Dec. 4, 2008 -- For years, scientists have struggled to decipher the genetic instruction book that details where and when the 20,000 genes in a human cell will be turned on or off. Different genes operate in each cell type at different times, and this careful orchestration is what ultimately distinguishes a brain cell from a liver or skin cell.
Now, scientists at Washington University School of Medicine in St. Louis report they have developed a model of gene expression in yeast that predicts with a high degree of accuracy whether a gene will be switched on or off. The study is now available in the advance online publication of Nature.
"A huge part of the magic in biology happens at the level of a cell deciding whether it is going to transcribe a gene or not," says senior author Barak Cohen, Ph.D., assistant professor of genetics. "We have found that just a few simple rules may underlie the complicated gene expression patterns that determine whether a particular gene will be expressed at high levels in one tissue and low levels in another tissue."
Since the discovery of DNA's double helical structure more than a half century ago, scientists have focused much of their attention on understanding the 2 percent of the genome that is made up of classic genes, which code for the production of proteins.
However, the instructions for turning these genes on or off are generally not in the genes themselves. Rather, they are buried in the 98 percent of the genome that was once cast aside as little more than genetic "junk."
"In theory, we should be able to read those instructions," Cohen explains. "A cell can look at a piece of DNA and know where and when to express a particular gene. But the fundamental question we looked at starts with the premise that scientists can't do that at all."
Researchers have known for some time that the instructions for controlling gene expression lie in short DNA sequences, called promoters, embedded in long, rambling stretches of DNA at the front of most genes. Proteins known as transcription factors bind to promoters to either activate a particular gene or shut down its activity.
But in reality, the regulation of a gene is far more complex. Each promoter can simultaneously bind a number of transcription factors, some of which work to jump start a gene's activity and others to shut it down. Additionally, the binding sites in the promoter region tolerate DNA base substitutions, so the same transcription factor can bind with slightly different affinities, depending on the promoter's genetic sequence. Transcription factors then combine to create a net effect on gene activity that is far greater or less than expected, making it exceedingly difficult to quantify their influence on a gene.

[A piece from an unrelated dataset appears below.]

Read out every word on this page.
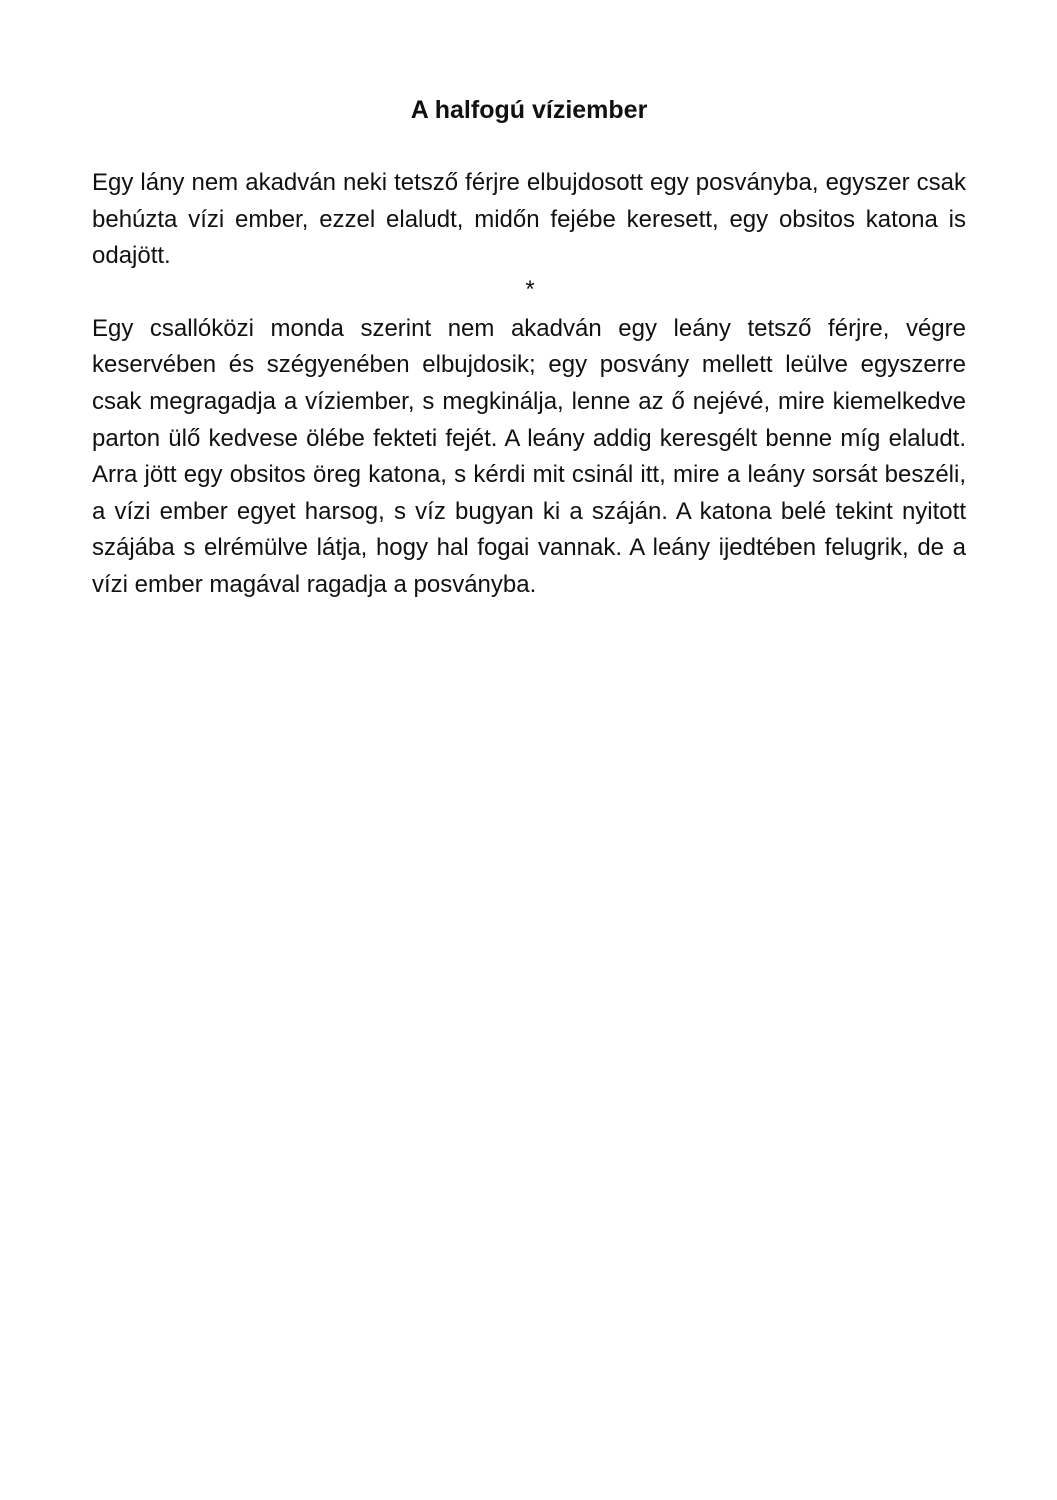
A halfogú víziember

Egy lány nem akadván neki tetsző férjre elbujdosott egy posványba, egyszer csak behúzta vízi ember, ezzel elaludt, midőn fejébe keresett, egy obsitos katona is odajött.

*

Egy csallóközi monda szerint nem akadván egy leány tetsző férjre, végre keservében és szégyenében elbujdosik; egy posvány mellett leülve egyszerre csak megragadja a víziember, s megkinálja, lenne az ő nejévé, mire kiemelkedve parton ülő kedvese ölébe fekteti fejét. A leány addig keresgélt benne míg elaludt. Arra jött egy obsitos öreg katona, s kérdi mit csinál itt, mire a leány sorsát beszéli, a vízi ember egyet harsog, s víz bugyan ki a száján. A katona belé tekint nyitott szájába s elrémülve látja, hogy hal fogai vannak. A leány ijedtében felugrik, de a vízi ember magával ragadja a posványba.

The model Cohen and his colleagues developed boils down to a few simple rules the interactions of transcription factors with DNA and with each other. The model only takes into account how tightly transcription factor proteins bind to DNA in the promoter region and how tightly transcription factors bind to each other. These simple rules can explain most of the variation in gene expression between different promoters.
They then created 2,800 simple artificial promoters and asked if these rules were sufficient to understand the activity of these promoters. "Because if we can't boil it down and understand these complex interactions on simple artificial promoters, then there's no hope for understanding real promoters," Cohen says.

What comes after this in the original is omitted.